I read a lot of cookbooks and other food writing. This blog is a way for me to bookmark the recipes I love the most, explain why I do, and suggest my own tweaks and adaptations. I also build my own recipes, usually on pieces and parts of others. And of course I always attribute sources and authors where possible.

FOOD TURN-ONS
Flavorful, bright, seasonal, produce-driven. Things that are simpler than they look and taste better than what you’d get at most restaurants. Clear smart recipes that give a lot of bang for the buck. Lots of salt, plenty of butter.
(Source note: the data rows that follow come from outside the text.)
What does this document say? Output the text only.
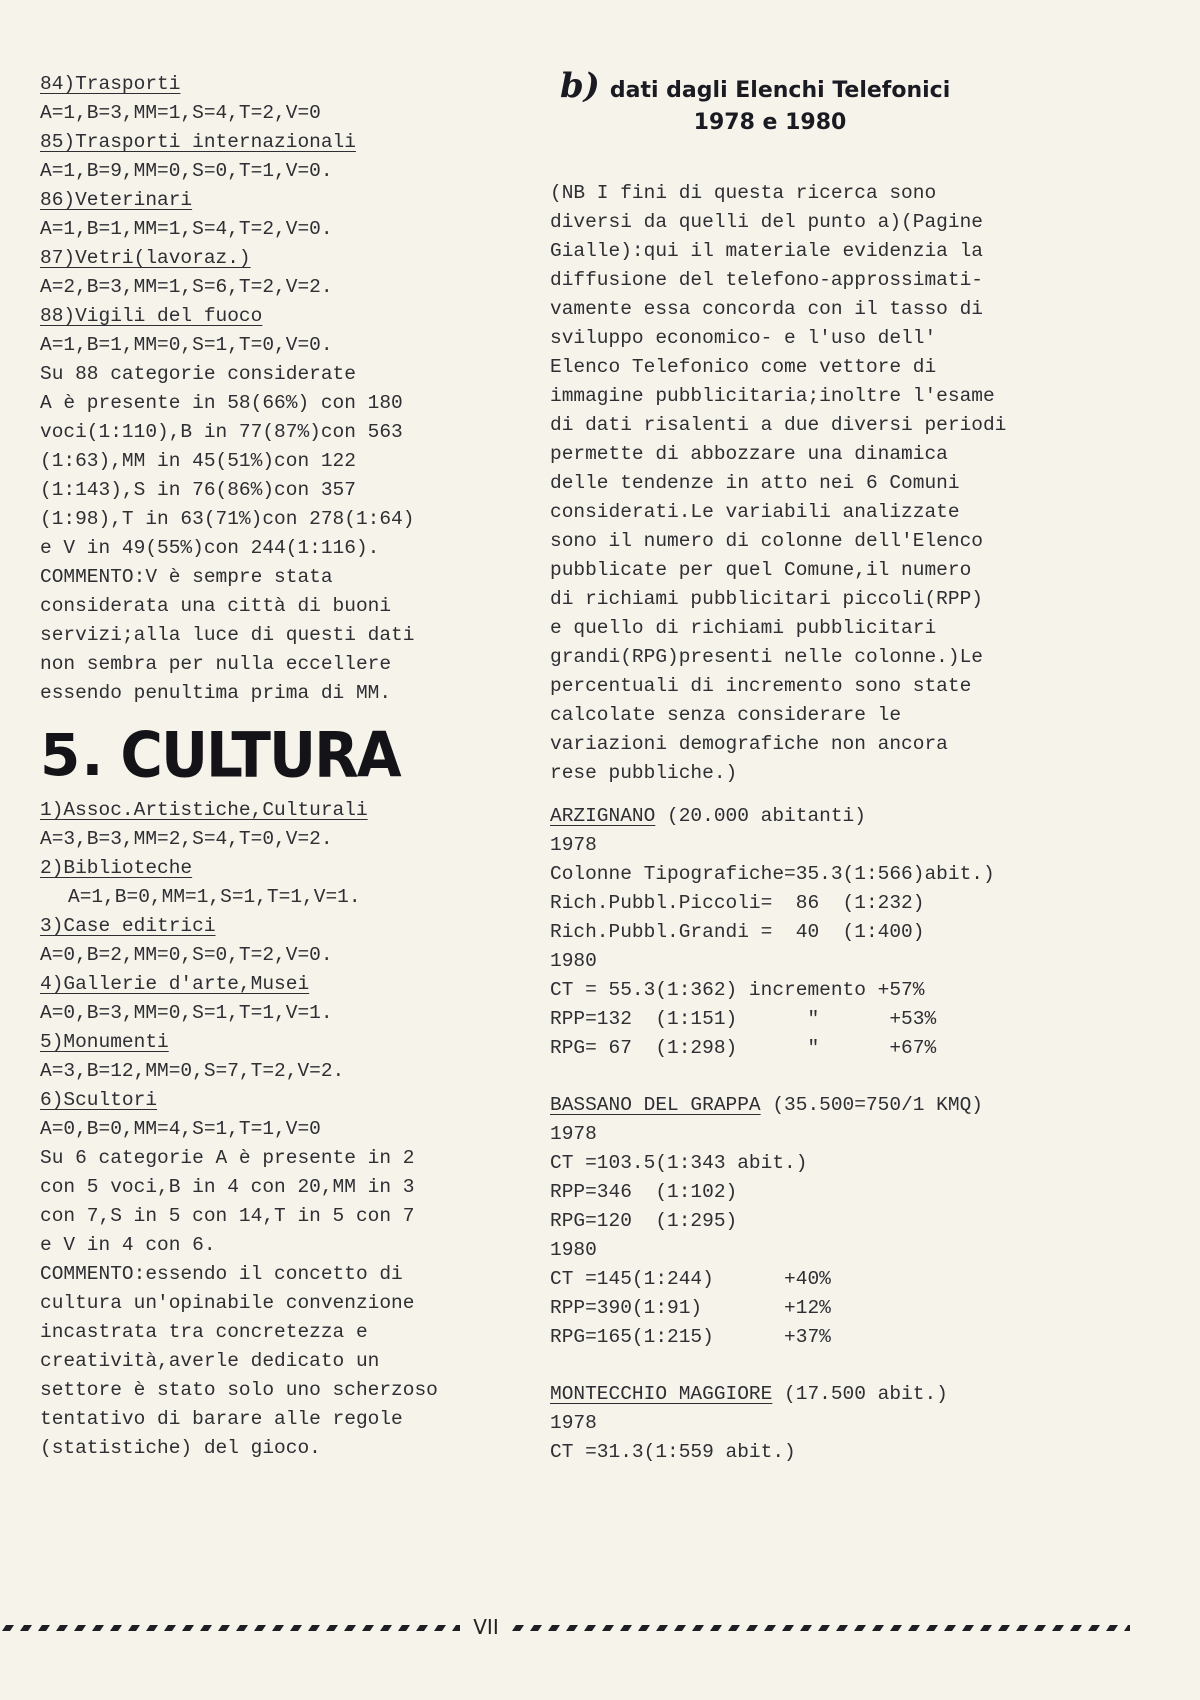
84)Trasporti
A=1,B=3,MM=1,S=4,T=2,V=0
85)Trasporti internazionali
A=1,B=9,MM=0,S=0,T=1,V=0.
86)Veterinari
A=1,B=1,MM=1,S=4,T=2,V=0.
87)Vetri(lavoraz.)
A=2,B=3,MM=1,S=6,T=2,V=2.
88)Vigili del fuoco
A=1,B=1,MM=0,S=1,T=0,V=0.
Su 88 categorie considerate
A è presente in 58(66%) con 180
voci(1:110),B in 77(87%)con 563
(1:63),MM in 45(51%)con 122
(1:143),S in 76(86%)con 357
(1:98),T in 63(71%)con 278(1:64)
e V in 49(55%)con 244(1:116).
COMMENTO:V è sempre stata
considerata una città di buoni
servizi;alla luce di questi dati
non sembra per nulla eccellere
essendo penultima prima di MM.
5. CULTURA
1)Assoc.Artistiche,Culturali
A=3,B=3,MM=2,S=4,T=0,V=2.
2)Biblioteche
A=1,B=0,MM=1,S=1,T=1,V=1.
3)Case editrici
A=0,B=2,MM=0,S=0,T=2,V=0.
4)Gallerie d'arte,Musei
A=0,B=3,MM=0,S=1,T=1,V=1.
5)Monumenti
A=3,B=12,MM=0,S=7,T=2,V=2.
6)Scultori
A=0,B=0,MM=4,S=1,T=1,V=0
Su 6 categorie A è presente in 2
con 5 voci,B in 4 con 20,MM in 3
con 7,S in 5 con 14,T in 5 con 7
e V in 4 con 6.
COMMENTO:essendo il concetto di
cultura un'opinabile convenzione
incastrata tra concretezza e
creatività,averle dedicato un
settore è stato solo uno scherzoso
tentativo di barare alle regole
(statistiche) del gioco.
b) dati dagli Elenchi Telefonici
1978 e 1980
(NB I fini di questa ricerca sono
diversi da quelli del punto a)(Pagine
Gialle):qui il materiale evidenzia la
diffusione del telefono-approssimati-
vamente essa concorda con il tasso di
sviluppo economico- e l'uso dell'
Elenco Telefonico come vettore di
immagine pubblicitaria;inoltre l'esame
di dati risalenti a due diversi periodi
permette di abbozzare una dinamica
delle tendenze in atto nei 6 Comuni
considerati.Le variabili analizzate
sono il numero di colonne dell'Elenco
pubblicate per quel Comune,il numero
di richiami pubblicitari piccoli(RPP)
e quello di richiami pubblicitari
grandi(RPG)presenti nelle colonne.)Le
percentuali di incremento sono state
calcolate senza considerare le
variazioni demografiche non ancora
rese pubbliche.)
ARZIGNANO (20.000 abitanti)
1978
Colonne Tipografiche=35.3(1:566)abit.)
Rich.Pubbl.Piccoli=  86  (1:232)
Rich.Pubbl.Grandi =  40  (1:400)
1980
CT = 55.3(1:362) incremento +57%
RPP=132  (1:151)      "      +53%
RPG= 67  (1:298)      "      +67%
BASSANO DEL GRAPPA (35.500=750/1 KMQ)
1978
CT =103.5(1:343 abit.)
RPP=346  (1:102)
RPG=120  (1:295)
1980
CT =145(1:244)      +40%
RPP=390(1:91)       +12%
RPG=165(1:215)      +37%
MONTECCHIO MAGGIORE (17.500 abit.)
1978
CT =31.3(1:559 abit.)
VII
I might also be on a personal mission to bring Chilean food to the masses (and give it a bit of a makeover on the way).

THE THING IS
In my bones, I know one thing: there’s no better food than food from home.

A FOOTNOTE
Food media is in kind of a funny place, dominated by the gold rush of social channels and digital platforms and image culture. Maybe I'm naive, but clicks and likes freak me out. My goal in this space is to write the best I can; to provide thoughtful and informative posts with exacting recipes; to push myself to make pictures with a point of view; to support, in subtle and less-subtle ways, diversity in food media; and to challenge myself and food media to do better. That's a big goal, and I'm not that big. Most likely, I'm just in my own tiny corner, talking to myself. But I really, really love food, and I'm pretty happy here.